Buffista Music III: The Search for Bach
There's a lady plays her fav'rite records/On the jukebox ev'ry day/All day long she plays the same old songs/And she believes the things that they say/She sings along with all the saddest songs/And she believes the stories are real/She lets the music dictate the way that she feels.
You couldn't go far wrong with some of the Rhino Records DooWop box sets. Box Set #1 is pretty obvious, but I'm extremely fond of the second set, because the selection pretty much automatically skipped over the super-boffo-big-obvious-choices that went into the first and let the programmers cherry-pick worthy regional hits that never got the recognition they deserved.
However, Rhino has several retrospective CDs of the various doowop groups that had a long enough career to provide a substantial body of work. I'd especially recommend The Drifters, who had a bit of rotating personnel, some of whom went on to become big names in their own right.
Kate, if he likes classical AND piano AND choral, you could check out Nikolai Demidenko on Hyperion playing Bach-Busoni piano transcriptions (Busoni's transcriptions of various Bach pieces, including many chorales). Drop dead gorgeous music and virtuoso pianism of the highest order.
Cool Jazz Piano:
At the Top
Art Tatum
Bud Powell
Accessible Pop/Jazz Thang
Vince Guaraldi
Oscar Peterson
Ramsey Lewis
Old School
Jellyroll Morton (this is where I think you could get a good present - Library of Congress has put out some very cool Jellyroll CDs in the last decade that he might not have)
Fats Waller (for the songs, of course)
Willie the Lion (stride)
New Orleans Jazz Piano
Resurrection of the Bayou Maharajah - James Booker (Oooh! get this. I reviewed it in LiTG!)
Dr. John Plays Duke Ellington (very cool, very New Orleans)
Speaking of cool jazz, David....
t /greedy
Speaking of cool jazz, David....
Heh. Rightly prompted, sir. Well, it's not like I haven't been working on it. It'll probably go out with my next paycheck.
So just when the xmas fun is over and you're feeling draggy and hungover? Cool soundtrack to your spy guy crime detecting lifestyle.
I knew I could count on you guys for some fabulous suggestions! I will check these out. Thank you so much!
So just when the xmas fun is over and you're feeling draggy and hungover? Cool soundtrack to your spy guy crime detecting lifestyle.

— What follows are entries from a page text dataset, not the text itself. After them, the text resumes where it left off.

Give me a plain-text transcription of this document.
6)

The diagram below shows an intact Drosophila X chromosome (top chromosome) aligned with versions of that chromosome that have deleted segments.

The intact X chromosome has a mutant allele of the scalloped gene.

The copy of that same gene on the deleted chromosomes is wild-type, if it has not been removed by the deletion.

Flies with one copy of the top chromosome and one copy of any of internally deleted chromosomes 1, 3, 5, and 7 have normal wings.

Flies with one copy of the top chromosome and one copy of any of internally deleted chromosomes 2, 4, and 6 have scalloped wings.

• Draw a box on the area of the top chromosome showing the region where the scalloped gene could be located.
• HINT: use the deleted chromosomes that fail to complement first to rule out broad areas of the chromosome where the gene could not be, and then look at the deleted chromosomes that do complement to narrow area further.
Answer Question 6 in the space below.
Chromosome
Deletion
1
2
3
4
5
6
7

Xmas tends to be a multi-week extravaganza thing with me. I don't hold anyone to a particular deadline.
But, I knew you'd been working on it, and I am very much looking forward to it.
But, I knew you'd been working on it, and I am very much looking forward to it.
I've been tooling around in the car with the Spy Jazz for the last month trying to weed out any duds and make sure it flowed from song to song. You wind up trying to parse the particular mood between "The Venice Affair" and "The Danube Incident" (sampled by Portishead for "Sour Times") vs. "The Ipcress File theme" and "Cutty Sark" (a John Barry piece that has that "Take Five" vibe you like).
Basically I decided to move more of the Bond stuff up towards the middle instead of letting it languish at the end of the mix. Also bunching up the lighter, more playful themes so you can go from "Casino Royale" to "The Avengers" to "Danger Man" plus modulating the super action cuts like "The Invaders" (cue from Man From U.N.C.L.E.) to "Our Man Flint" and then into the slinky guitar instro version of "Goldfinger." Like that!
Yeah, that's worth waiting for.
And yes, mixes need to be just right. Each song needs to flow emotionally and thematically into the next.
And yes, mixes need to be just right. Each song needs to flow emotionally and thematically into the next.
That's what I'm talking 'bout!
It's a little trickier with the spy mix than the crime jazz mix because by the mid-sixties there was a vogue for creating a soundtrack that had one strongly identifiable theme and then you would just arrange that same theme in a variety of different ways and at different tempos according to the scene. So you'd have the main theme with guitars and brass blasting. Then you'd play it with an electric harpsichord to indicate the chilly villain. Then you'd give it a lush bossa treatment for the seduction scene etc.
So when you do a mix like this and are basically trying to create a kind of soundtrack for a movie that's not there, you wind up with a bunch of Main Themes.
Whereas in crime jazz you've got seven or eight basic musical moods you need to hit: introductory main theme (like...Man With The Golden Arm, or Touch of Evil); hero arrives with much swagger and bassline (Peter Gunn, Richard Diamond); skulking music; villain's theme; slutty girl sax; "Requiem for a Sideman" type pieces - sad sax in a cityscape things; bongo action chase scene; evening nightlife music; fake rock and roll/twist/cha cha music for the nightclub.